Why are they so controversial?
The key problem with IPPs is that many prisoners are being indefinitely detained long after their minimum sentence, often for minor criminal offences. More than 700 people have "served more than 10 years longer" than their minimum sentence, said The Independent, some for offences like stealing a bike or a mobile phone that normally carry much shorter custodial sentences.
Campaigners now say it is a "matter of life and death" for inmates "trapped" by these sentences with almost 90 IPP prisoners dying by suicide.
Additionally, it is extremely difficult for prisoners to secure parole release, with the current system putting the "burden of proof" on the prisoner to show why they are no longer a threat to society rather than a parole board having to justify detaining them for an indefinite sentence, said Robins. Prisoners were also being denied access to "mandatory rehabilitation courses", which would be needed to secure parole, creating an impossible situation for many inmates, said Sky News.

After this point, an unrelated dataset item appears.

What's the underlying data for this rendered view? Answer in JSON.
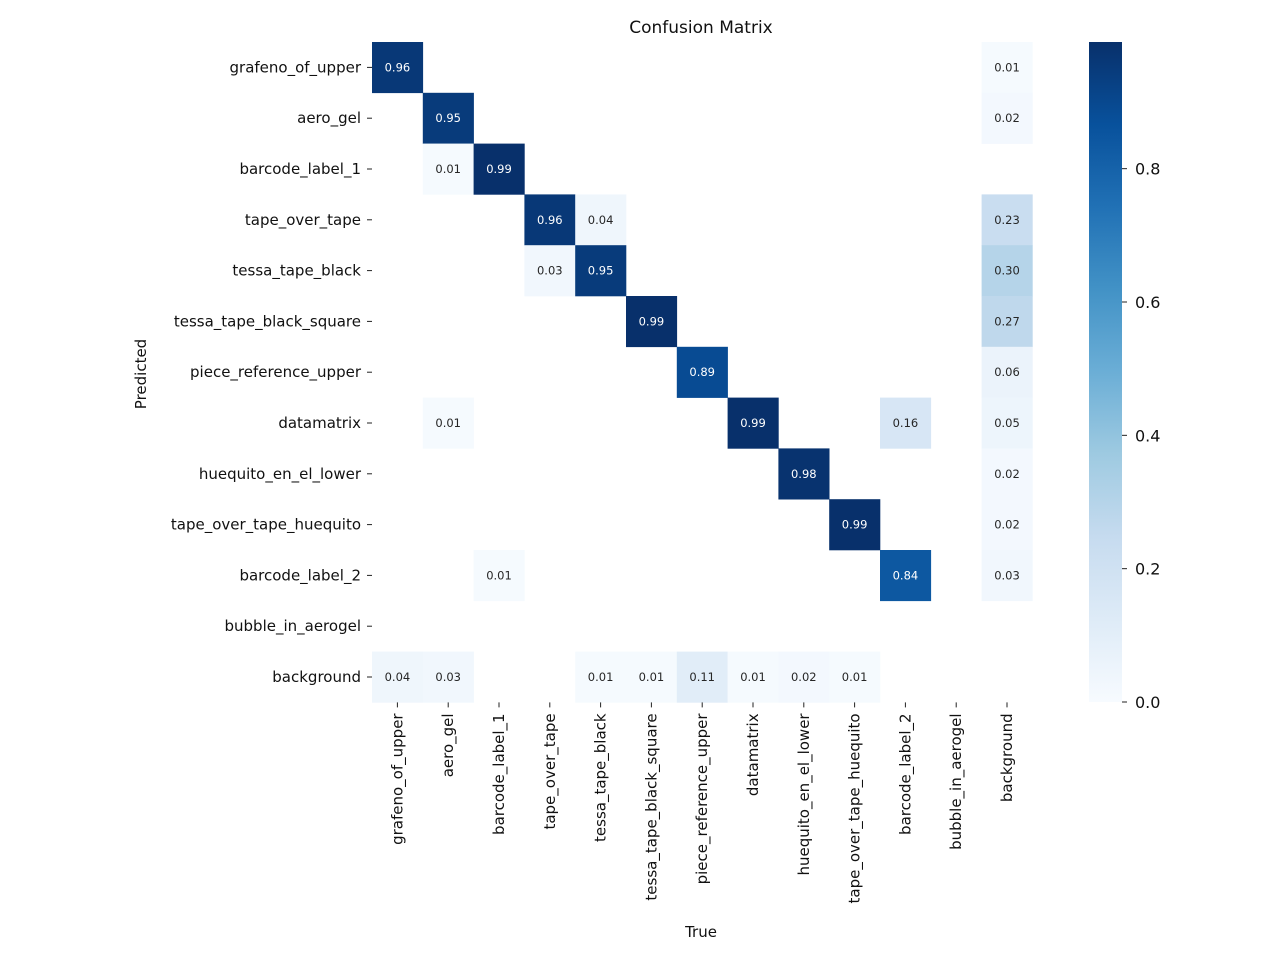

Even if a prisoner did secure release, they were "on licence for 99 years and could be recalled back to prison for virtually any reason" by the Parole Board, said The Guardian.
Why are they in the news?
Families of IPP prisoners and campaigners have long pushed for the government to "reverse" the Parole Board release test, said Robins, essentially putting the onus on the authorities to prove why a prisoner should be held.
That is the crux of the ‘Simon Brown Memorial Amendment’ – named after the late judge who said IPPs were the "single greatest stain on the justice system". This was put forward in the House of Lords and campaigners say it would lead "to much fairer release decisions for thousands" of prisoners.
But the amendment is doomed to fail now that Labour has chosen to abstain, while the government has "so far refused to resentence IPP prisoners", said The Independent.
There continues to be a "lack of political will" to address the issue, despite "overwhelming evidence the sentence is flawed", the paper added.